L’un des avantages intéressants du DXP4800 Pro est la possibilité d’installer d’autres systèmes d’exploitation, notamment TrueNAS, Unraid, Ubuntu ou Debian. Cela signifie que les utilisateurs avancés ne sont pas condamnés à rester exclusivement dans l’univers UGOS Pro.
Pour un utilisateur débutant, cela n’a probablement aucun intérêt. Pour un passionné de serveurs qui aime passer son dimanche après-midi à modifier des fichiers de configuration pendant que le reste de la famille regarde un film, c’est une excellente nouvelle.
Cette ouverture permet surtout de transformer le DXP4800 Pro en véritable petit serveur polyvalent.
Les avis sont ici un peu plus contrastés. Le NAS est généralement décrit comme relativement silencieux, notamment grâce à son système de refroidissement et à son filtre à poussière magnétique facile à retirer pour le nettoyage.
Quelques utilisateurs ont néanmoins signalé des problèmes de ventilateur, notamment des exemplaires dont le refroidissement fonctionnait à pleine vitesse et produisait un bruit important.
D’autres propriétaires rapportent au contraire un fonctionnement très silencieux, y compris avec une charge importante.
La conclusion est donc assez simple : le DXP4800 Pro semble généralement discret, mais comme toujours avec un appareil équipé de ventilateurs et de plusieurs disques durs, le silence absolu dépendra également du matériel installé et de l’exemplaire reçu.
Le DXP4800 Pro n’est pas vendu comme un NAS premier prix, mais son rapport équipement/prix est l’un de ses arguments.
Pour un appareil équipé d’un Core i3 de 13e génération, de 8 Go de DDR5 extensibles, de deux emplacements NVMe et surtout d’un port 10 GbE, le niveau d’équipement est particulièrement généreux. Et c’est probablement là que le DXP4800 Pro devient intéressant.
Vous pouvez acheter un NAS beaucoup plus simple, moins cher et parfaitement adapté à quelqu’un qui veut simplement sauvegarder ses documents.

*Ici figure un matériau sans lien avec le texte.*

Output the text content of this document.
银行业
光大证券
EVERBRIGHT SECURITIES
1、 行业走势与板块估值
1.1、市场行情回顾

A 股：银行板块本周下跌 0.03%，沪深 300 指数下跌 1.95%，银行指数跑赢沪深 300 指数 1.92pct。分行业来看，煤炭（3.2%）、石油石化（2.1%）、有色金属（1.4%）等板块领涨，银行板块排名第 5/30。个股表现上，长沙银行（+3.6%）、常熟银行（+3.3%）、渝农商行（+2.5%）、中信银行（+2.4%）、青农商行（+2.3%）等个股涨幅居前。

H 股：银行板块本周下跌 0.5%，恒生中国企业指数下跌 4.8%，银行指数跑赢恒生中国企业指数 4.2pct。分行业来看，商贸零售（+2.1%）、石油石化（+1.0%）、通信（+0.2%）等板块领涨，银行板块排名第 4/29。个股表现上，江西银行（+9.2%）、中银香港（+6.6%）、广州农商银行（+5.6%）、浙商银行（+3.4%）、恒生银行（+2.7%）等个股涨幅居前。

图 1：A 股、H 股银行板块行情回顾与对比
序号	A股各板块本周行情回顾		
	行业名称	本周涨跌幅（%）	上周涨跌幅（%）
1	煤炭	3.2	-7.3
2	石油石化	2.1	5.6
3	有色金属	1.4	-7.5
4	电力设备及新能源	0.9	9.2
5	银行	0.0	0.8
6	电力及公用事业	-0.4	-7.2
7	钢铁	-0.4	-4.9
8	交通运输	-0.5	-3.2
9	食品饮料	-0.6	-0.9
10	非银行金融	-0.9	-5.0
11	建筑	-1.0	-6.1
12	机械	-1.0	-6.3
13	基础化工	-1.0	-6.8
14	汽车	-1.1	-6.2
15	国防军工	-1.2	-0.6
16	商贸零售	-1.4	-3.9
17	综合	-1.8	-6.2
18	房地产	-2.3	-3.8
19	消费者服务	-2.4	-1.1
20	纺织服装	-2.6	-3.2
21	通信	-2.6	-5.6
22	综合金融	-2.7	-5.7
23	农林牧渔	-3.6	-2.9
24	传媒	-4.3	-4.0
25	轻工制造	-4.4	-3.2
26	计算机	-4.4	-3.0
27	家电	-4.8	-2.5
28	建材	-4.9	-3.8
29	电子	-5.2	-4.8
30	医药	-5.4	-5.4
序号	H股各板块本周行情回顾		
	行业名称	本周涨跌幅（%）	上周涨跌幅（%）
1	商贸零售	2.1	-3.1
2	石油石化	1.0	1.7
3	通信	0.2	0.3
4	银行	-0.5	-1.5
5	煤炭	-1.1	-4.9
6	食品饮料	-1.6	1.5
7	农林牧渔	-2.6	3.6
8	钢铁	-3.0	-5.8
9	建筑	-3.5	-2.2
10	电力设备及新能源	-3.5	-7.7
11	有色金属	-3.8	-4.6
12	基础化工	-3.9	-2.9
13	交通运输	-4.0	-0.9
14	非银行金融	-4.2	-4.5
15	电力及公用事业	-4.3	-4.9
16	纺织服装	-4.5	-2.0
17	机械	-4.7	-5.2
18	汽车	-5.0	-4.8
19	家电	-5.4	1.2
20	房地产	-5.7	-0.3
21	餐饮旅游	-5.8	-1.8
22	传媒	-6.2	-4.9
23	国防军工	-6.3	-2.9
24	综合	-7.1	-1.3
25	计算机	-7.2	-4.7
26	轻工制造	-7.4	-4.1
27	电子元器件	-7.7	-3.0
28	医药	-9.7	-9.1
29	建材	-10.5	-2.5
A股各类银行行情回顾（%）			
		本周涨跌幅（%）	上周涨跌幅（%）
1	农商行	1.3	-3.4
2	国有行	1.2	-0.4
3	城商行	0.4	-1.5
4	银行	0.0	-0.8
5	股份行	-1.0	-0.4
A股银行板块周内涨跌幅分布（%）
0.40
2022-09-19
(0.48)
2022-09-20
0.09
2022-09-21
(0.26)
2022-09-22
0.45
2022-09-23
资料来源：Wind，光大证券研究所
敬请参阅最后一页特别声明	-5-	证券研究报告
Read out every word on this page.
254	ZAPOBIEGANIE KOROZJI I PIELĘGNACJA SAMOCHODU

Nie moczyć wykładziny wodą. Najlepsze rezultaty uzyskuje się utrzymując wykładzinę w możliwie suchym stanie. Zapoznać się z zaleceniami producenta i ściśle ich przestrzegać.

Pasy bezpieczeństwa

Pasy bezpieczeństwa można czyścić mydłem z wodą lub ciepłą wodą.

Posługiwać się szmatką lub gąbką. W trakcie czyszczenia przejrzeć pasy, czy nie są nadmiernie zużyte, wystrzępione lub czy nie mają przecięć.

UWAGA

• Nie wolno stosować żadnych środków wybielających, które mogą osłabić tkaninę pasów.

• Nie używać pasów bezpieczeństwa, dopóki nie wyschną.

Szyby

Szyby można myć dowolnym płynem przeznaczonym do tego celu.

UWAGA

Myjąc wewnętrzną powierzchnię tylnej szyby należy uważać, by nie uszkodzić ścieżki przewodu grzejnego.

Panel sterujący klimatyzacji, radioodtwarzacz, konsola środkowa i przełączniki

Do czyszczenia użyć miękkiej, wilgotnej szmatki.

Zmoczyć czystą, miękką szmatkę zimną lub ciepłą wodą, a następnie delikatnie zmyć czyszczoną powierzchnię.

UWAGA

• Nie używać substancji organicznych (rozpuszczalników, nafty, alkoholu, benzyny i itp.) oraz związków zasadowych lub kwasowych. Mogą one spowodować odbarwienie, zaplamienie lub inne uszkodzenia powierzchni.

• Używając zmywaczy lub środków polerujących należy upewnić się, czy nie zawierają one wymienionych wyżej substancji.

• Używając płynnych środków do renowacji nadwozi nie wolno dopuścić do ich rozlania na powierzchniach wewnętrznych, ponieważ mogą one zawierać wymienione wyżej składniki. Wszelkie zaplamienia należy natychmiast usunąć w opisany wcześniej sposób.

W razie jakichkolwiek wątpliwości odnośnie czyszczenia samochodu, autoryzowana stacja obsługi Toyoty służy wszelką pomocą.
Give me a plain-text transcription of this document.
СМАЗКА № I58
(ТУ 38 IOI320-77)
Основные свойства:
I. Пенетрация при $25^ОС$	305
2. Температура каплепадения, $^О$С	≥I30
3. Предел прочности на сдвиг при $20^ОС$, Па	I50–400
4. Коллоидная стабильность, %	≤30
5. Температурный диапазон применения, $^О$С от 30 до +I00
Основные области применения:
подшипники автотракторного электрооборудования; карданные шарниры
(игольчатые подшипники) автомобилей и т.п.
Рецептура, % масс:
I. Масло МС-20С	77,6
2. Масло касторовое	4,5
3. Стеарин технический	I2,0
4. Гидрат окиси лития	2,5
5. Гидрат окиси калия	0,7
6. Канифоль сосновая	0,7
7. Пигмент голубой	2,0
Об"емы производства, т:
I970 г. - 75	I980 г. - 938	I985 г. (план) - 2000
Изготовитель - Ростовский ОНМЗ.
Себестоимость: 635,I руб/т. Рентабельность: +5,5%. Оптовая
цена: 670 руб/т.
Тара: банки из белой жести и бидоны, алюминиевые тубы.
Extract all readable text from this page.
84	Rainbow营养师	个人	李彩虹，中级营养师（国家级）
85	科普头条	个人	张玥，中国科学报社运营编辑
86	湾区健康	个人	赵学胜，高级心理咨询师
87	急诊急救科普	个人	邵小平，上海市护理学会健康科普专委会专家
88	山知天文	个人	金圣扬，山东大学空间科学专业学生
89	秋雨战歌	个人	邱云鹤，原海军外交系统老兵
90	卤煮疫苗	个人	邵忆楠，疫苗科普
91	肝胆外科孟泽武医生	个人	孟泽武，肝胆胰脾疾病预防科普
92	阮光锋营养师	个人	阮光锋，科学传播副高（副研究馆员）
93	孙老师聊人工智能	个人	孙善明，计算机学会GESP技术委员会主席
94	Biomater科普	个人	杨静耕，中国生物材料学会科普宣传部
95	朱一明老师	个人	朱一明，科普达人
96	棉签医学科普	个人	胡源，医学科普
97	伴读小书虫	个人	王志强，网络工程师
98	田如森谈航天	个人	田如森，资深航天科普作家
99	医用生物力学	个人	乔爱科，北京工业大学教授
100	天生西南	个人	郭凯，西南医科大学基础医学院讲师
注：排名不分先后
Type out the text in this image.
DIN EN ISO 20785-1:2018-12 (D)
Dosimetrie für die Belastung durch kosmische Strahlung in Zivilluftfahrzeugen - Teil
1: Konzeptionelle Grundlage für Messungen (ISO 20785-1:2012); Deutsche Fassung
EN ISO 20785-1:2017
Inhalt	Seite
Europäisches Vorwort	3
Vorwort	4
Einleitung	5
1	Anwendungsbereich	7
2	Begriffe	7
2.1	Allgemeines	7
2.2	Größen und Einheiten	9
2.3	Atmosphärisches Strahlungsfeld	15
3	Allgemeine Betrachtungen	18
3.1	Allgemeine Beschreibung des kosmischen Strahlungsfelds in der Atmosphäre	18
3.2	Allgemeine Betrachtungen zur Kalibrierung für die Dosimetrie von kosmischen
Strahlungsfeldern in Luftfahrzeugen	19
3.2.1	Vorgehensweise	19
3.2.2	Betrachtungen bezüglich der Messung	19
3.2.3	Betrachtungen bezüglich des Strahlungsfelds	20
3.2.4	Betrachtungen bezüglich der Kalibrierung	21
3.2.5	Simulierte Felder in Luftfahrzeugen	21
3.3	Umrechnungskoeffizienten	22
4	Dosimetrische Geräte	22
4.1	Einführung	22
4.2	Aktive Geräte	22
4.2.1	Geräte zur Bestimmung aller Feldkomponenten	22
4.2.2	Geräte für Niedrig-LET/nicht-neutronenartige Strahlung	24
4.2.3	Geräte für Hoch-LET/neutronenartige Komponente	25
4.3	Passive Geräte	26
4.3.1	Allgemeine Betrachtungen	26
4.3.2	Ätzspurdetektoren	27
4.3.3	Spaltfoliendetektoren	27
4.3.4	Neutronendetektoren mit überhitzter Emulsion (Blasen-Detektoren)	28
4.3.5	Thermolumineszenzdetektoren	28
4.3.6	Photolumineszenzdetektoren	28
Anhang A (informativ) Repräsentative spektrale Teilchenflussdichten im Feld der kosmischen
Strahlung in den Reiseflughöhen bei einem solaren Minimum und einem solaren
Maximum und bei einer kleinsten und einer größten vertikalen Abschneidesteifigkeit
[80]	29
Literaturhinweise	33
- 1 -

Mais si vous savez déjà que vous allez vouloir faire tourner Plex, Docker, Home Assistant, des machines virtuelles, de l’IA locale, des sauvegardes et éventuellement un petit laboratoire informatique à la maison, le matériel du DXP4800 Pro laisse beaucoup plus de marge.
En parcourant les retours d’utilisateurs anglophones, le sentiment général est plutôt positif concernant le matériel et les performances.
Les utilisateurs apprécient particulièrement le processeur, le 10 GbE, la possibilité d’étendre la mémoire, les deux emplacements NVMe et les possibilités offertes par Docker.
Certains propriétaires ayant abandonné un ancien Synology constatent notamment une différence importante en performances, surtout pour les conteneurs et les transferts de gros fichiers.
D’autres apprécient particulièrement le fonctionnement de Jellyfin, Home Assistant et des services Docker, avec plusieurs témoignages faisant état d’un fonctionnement stable sur plusieurs mois.
Le principal reproche reste cependant UGOS Pro, qui ne dispose pas encore de la profondeur fonctionnelle et de l’écosystème de Synology DSM.
Certains utilisateurs apprécient justement cette simplicité, tandis que les utilisateurs avancés peuvent rapidement se sentir limités et se tourner vers Docker ou un autre système d’exploitation.
Il existe également des critiques concernant certaines fonctions de sécurité et notamment la gestion du chiffrement, qui reste moins complète que chez certains concurrents.
Le DXP4800 Pro n’est probablement pas le NAS idéal pour quelqu’un qui veut simplement sauvegarder quelques documents Word et les photos de Noël. Pour cela, il est même franchement surdimensionné.
En revanche, pour un photographe, un vidéaste, un utilisateur Mac ou PC avec beaucoup de données, un amateur de Plex ou Jellyfin, un passionné de domotique, un utilisateur Docker ou quelqu’un qui souhaite remplacer plusieurs services cloud par une infrastructure personnelle, la proposition devient beaucoup plus séduisante.
Imaginez simplement votre vie numérique actuelle. Vos photos sont dans iCloud. Vos documents dans Google Drive. Vos vidéos sur un disque USB. Votre serveur multimédia sur un vieux PC. Et votre sauvegarde est quelque part, probablement dans un tiroir dont vous avez oublié la clé.
Le DXP4800 Pro peut réunir une bonne partie de tout cela dans une seule machine. Et c’est probablement son plus gros argument.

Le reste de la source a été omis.